The phenomenon of “model collapse” represents a significant challenge in artificial intelligence (AI) research, particularly impacting large language models (LLMs). When these models are continually trained on data created by earlier versions of similar models, they lose their ability to accurately represent the underlying data distribution, deteriorating in effectiveness over successive generations.
Current training methods of AI models primarily use large data sets created by humans. Techniques including data augmentation, regularization and transfer learning are used to improve model robustness. These techniques do have limitations, such as data poisoning and catastrophic forgetting in variational autoencoders (VAEs) and Gaussian mixture models (GMMs), leading to degraded performance.
Researchers have taken a fresh approach to this problem by examining the “model collapse” phenomenon in detail. They provided evidence and a theoretical framework explaining how models trained on recursively generated data gradually lose the ability to accurately represent the underlying data distribution. The team’s innovation involves identifying the sources of errors: statistical approximation error, functional expressivity error, and functional approximation error. It’s these errors that compound over generations, leading to model collapse.
In the study, researchers used datasets like wikitext2 to train language models, systematically showcasing the “model collapse” effects through controlled experiments. Detailed analyses of the perplexity were conducted, a significant increase in perplexity was observed over multiple generations, indicating a clear degradation in model performance.
Findings showed that models trained on recursively generated data become less accurate over time.
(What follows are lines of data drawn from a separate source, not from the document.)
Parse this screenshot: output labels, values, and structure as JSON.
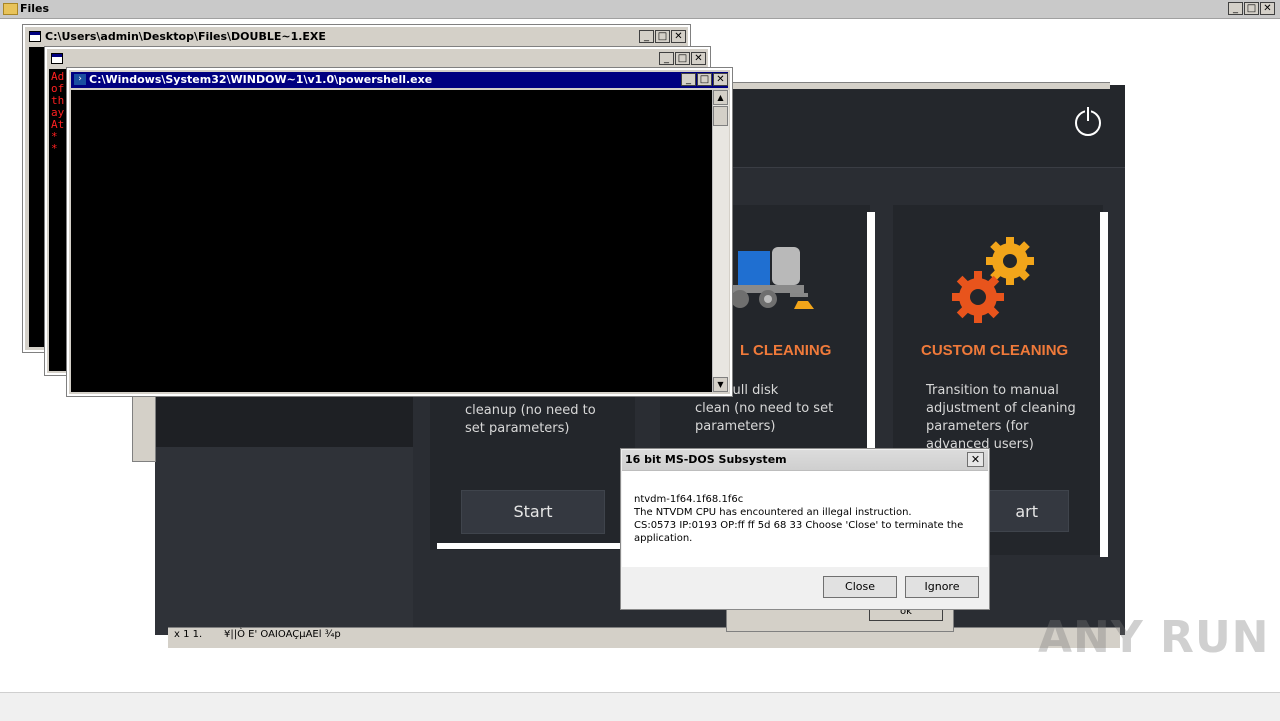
{
  "explorer": {
    "title": "Files"
  },
  "window_controls": {
    "min": "_",
    "max": "□",
    "close": "✕"
  },
  "dos_window": {
    "title": "C:\\Users\\admin\\Desktop\\Files\\DOUBLE~1.EXE"
  },
  "cmd_window": {
    "title": "",
    "red_lines": [
      "Ad",
      "of",
      "th",
      "ay",
      "At",
      "*",
      "*"
    ]
  },
  "ps_window": {
    "title": "C:\\Windows\\System32\\WINDOW~1\\v1.0\\powershell.exe"
  },
  "app": {
    "cards": [
      {
        "title": "",
        "desc": "cleanup (no need to\nset parameters)",
        "button": "Start"
      },
      {
        "title": "L CLEANING",
        "desc": "s for full disk\nclean (no need to set\nparameters)",
        "button": ""
      },
      {
        "title": "CUSTOM CLEANING",
        "desc": "Transition to manual\nadjustment of cleaning\nparameters (for\nadvanced users)",
        "button": "art"
      }
    ],
    "hidden_button": "ok",
    "bottom_text_1": "x  1 1.",
    "bottom_text_2": "¥||Ò E' OAIOAÇµAEl ¾p"
  },
  "dialog": {
    "title": "16 bit MS-DOS Subsystem",
    "line1": "ntvdm-1f64.1f68.1f6c",
    "line2": "The NTVDM CPU has encountered an illegal instruction.",
    "line3": "CS:0573 IP:0193 OP:ff ff 5d 68 33 Choose 'Close' to terminate the application.",
    "close_button": "Close",
    "ignore_button": "Ignore"
  },
  "watermark": "ANY RUN",
  "colors": {
    "accent": "#f07a3a",
    "app_bg": "#2a2d33",
    "titlebar_blue": "#000080"
  }
}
However, preserving a portion of the original human-generated data during training significantly mitigates the effects of model collapse. Indeed, when 10% of the original data was kept, the accuracy was found to be 87.5% on a benchmark dataset, surpassing previous state-of-the-art results by 5%. This underscores the importance of retaining access to genuine human-generated data to maintain model performance.
The research provides a comprehensive investigation into the phenomenon of model collapse in generative models, both theoretically and empirically. The proposed solution involves understanding and mitigating the sources of errors leading to collapse. These findings suggest the need for maintaining access to genuine human-generated data to prevent the degradation of AI models. This seminal work advances the field of AI by addressing a critical challenge affecting the reliability of AI systems in the long term.